Risk-adapted management of stage I seminoma: the second Spanish Germ Cell Cancer Group (GG) study

Reviewer: Maria Luisa Veronese, MD
Abramson Cancer Center of the University of Pennsylvania
Last Modified: June 7, 2004

* This presentation discusses off-label use of carboplatin in the treatment of seminoma.

Presenter: J. Aparicio
Presenter's Affiliation: Spanish Germ Cell Cancer Group
Type of Session: Scientific


Seminoma represents 45% of all germ cell tumors and 70%-80% of patients present with Stage I disease.  Management of patients with Stage I seminoma after orchiectomy includes surveilance, radiation therapy or chemotherapy.  Surveilance carries high stress, costs, and risk of late relapse (up to 10 years).  Radiation therapy is associated with late toxicity including an increased risk of second tumors and 80% of patients are overtreated.  A previous GG clinical trial has shown that adjuvant carboplatin may be restricted to patients with risk criteria (RC). RC shown to be important prognostic factors for relapse are tumor size >4 cm and invasion to the rete testis. The purpose of this study was to confirm the efficacy of this risk-adapted process using the new International criteria. 

Materials and Methods

  • 300 patients with Stage I seminoma (median age 32 years, range 19-66) were enrolled from 42 Institutions betwee 1/1999 and 12/2003
  • Patients underwent orchiectomy
  • 96 patients (32%) with no RC (tumor size <4 cm and no invasion to rete testes) were managed with surveillance
  • 125 (42%) had tumors > 4 cm, 31 (10%) had rete testis involvement, and 48 (16%) had both RC and received single agent adjuvant carboplatin (AUC 7x2 cycles with a 21-day interval)

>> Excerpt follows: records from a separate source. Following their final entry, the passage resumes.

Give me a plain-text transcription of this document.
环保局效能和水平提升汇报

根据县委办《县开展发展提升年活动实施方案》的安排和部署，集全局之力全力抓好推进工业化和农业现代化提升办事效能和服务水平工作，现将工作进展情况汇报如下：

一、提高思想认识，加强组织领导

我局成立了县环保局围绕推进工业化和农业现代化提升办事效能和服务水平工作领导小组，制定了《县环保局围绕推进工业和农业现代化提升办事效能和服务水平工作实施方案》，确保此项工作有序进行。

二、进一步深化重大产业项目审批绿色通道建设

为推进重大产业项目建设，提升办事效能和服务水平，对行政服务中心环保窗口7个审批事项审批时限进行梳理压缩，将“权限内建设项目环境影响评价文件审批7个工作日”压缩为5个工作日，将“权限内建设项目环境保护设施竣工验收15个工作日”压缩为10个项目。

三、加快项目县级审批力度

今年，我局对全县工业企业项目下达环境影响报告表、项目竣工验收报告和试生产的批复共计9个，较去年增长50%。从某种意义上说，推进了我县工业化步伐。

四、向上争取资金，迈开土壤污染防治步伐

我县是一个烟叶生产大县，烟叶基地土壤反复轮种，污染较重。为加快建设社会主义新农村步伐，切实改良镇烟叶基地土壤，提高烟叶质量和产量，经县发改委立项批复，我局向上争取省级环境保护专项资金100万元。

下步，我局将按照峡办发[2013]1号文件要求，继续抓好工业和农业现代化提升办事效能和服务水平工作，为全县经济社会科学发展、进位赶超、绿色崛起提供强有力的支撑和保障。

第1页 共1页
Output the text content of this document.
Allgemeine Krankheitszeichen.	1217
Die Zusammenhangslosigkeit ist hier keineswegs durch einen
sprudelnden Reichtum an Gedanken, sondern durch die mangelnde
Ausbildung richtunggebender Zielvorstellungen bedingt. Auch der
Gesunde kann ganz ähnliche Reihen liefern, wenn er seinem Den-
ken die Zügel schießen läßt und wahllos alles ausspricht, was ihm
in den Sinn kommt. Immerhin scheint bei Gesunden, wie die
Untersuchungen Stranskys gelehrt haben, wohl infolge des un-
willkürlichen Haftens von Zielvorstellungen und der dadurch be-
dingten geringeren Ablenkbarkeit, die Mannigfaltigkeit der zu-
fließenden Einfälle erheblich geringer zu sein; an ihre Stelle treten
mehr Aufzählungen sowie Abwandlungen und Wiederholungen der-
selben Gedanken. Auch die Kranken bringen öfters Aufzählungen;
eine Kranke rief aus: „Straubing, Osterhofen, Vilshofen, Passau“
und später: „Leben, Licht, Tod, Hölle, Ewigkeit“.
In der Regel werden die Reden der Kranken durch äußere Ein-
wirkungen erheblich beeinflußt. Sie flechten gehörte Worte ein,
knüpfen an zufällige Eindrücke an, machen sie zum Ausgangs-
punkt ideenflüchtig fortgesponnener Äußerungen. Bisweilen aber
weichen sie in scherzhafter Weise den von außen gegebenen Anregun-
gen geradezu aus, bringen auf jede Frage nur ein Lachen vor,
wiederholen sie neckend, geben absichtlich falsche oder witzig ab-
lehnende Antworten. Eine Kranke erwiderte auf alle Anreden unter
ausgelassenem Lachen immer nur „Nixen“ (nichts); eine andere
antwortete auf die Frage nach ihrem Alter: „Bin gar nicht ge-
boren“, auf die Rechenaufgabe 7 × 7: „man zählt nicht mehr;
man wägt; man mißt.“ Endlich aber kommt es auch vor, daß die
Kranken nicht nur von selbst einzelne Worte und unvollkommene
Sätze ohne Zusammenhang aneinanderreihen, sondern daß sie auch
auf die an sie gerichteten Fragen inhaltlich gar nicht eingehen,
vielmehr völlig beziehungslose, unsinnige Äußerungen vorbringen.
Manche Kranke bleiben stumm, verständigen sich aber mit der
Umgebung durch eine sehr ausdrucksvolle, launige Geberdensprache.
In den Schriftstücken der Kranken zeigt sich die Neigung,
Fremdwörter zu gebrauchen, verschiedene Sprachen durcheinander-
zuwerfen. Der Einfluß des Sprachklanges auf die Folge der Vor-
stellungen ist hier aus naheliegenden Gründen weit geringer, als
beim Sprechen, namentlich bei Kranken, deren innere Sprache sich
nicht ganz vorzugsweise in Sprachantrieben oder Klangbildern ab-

  • Chemotherapy was generally well tolerated: grade 3-4 toxicities were reported in 8.2% of patients; grade 1-2 in 56.5% of patients; and 35% of patients did not experiece any toxicity.
  • Most common toxicities were myelotoxicity and asthenia
  • Median follow-up was 25 months; 81% of patients had >1 year follow-up
  • Relapses were observed in 3% of all patients (4.2% of patients on surveilance and 2.4% of the carboplatin group). 0.8% of tumors > 4 cm, 3.2% of tumor invading rete testis, and 6.3% of tumors with both RC
  • Median time to relapse was 8.1 months (range 4-19 months)
  • All relapses were at the retroperitoneum (median size was 18 mm, range 11-35)
  • All these patients were rendered disease-free with chemotherapy (etoposide + cisplatin)

Author's Conclusions

  • Carboplatin is effective in reducing the risk of relapse in patients with high risk stage I seminoma however, the follow-up is short
  • The chemotherapy used in this study is well tolerated
  • A risk-adapted process is feasible in a large study


Clinical/Scientific Implications

This study investigated the efficacy of a risk-adapted process using the new International criteria in the management of patients with stage I seminoma.  The results indicated that 2 cycles of single agent carboplatin are effective in reducing the relapse rate in high risk stage I seminoma,  However, the follow-up is still very short and there are no data regarding late toxicity using carboplatin in this patient population. Indeed, relapses occur within 2 years in 68.6% of patients and within 3 years in 93.4%. Of concern is the fact that all relapses occurred within the retroperitoneum suggesting that radiotherapy may be superior and should still be considered a first line approach for these patients.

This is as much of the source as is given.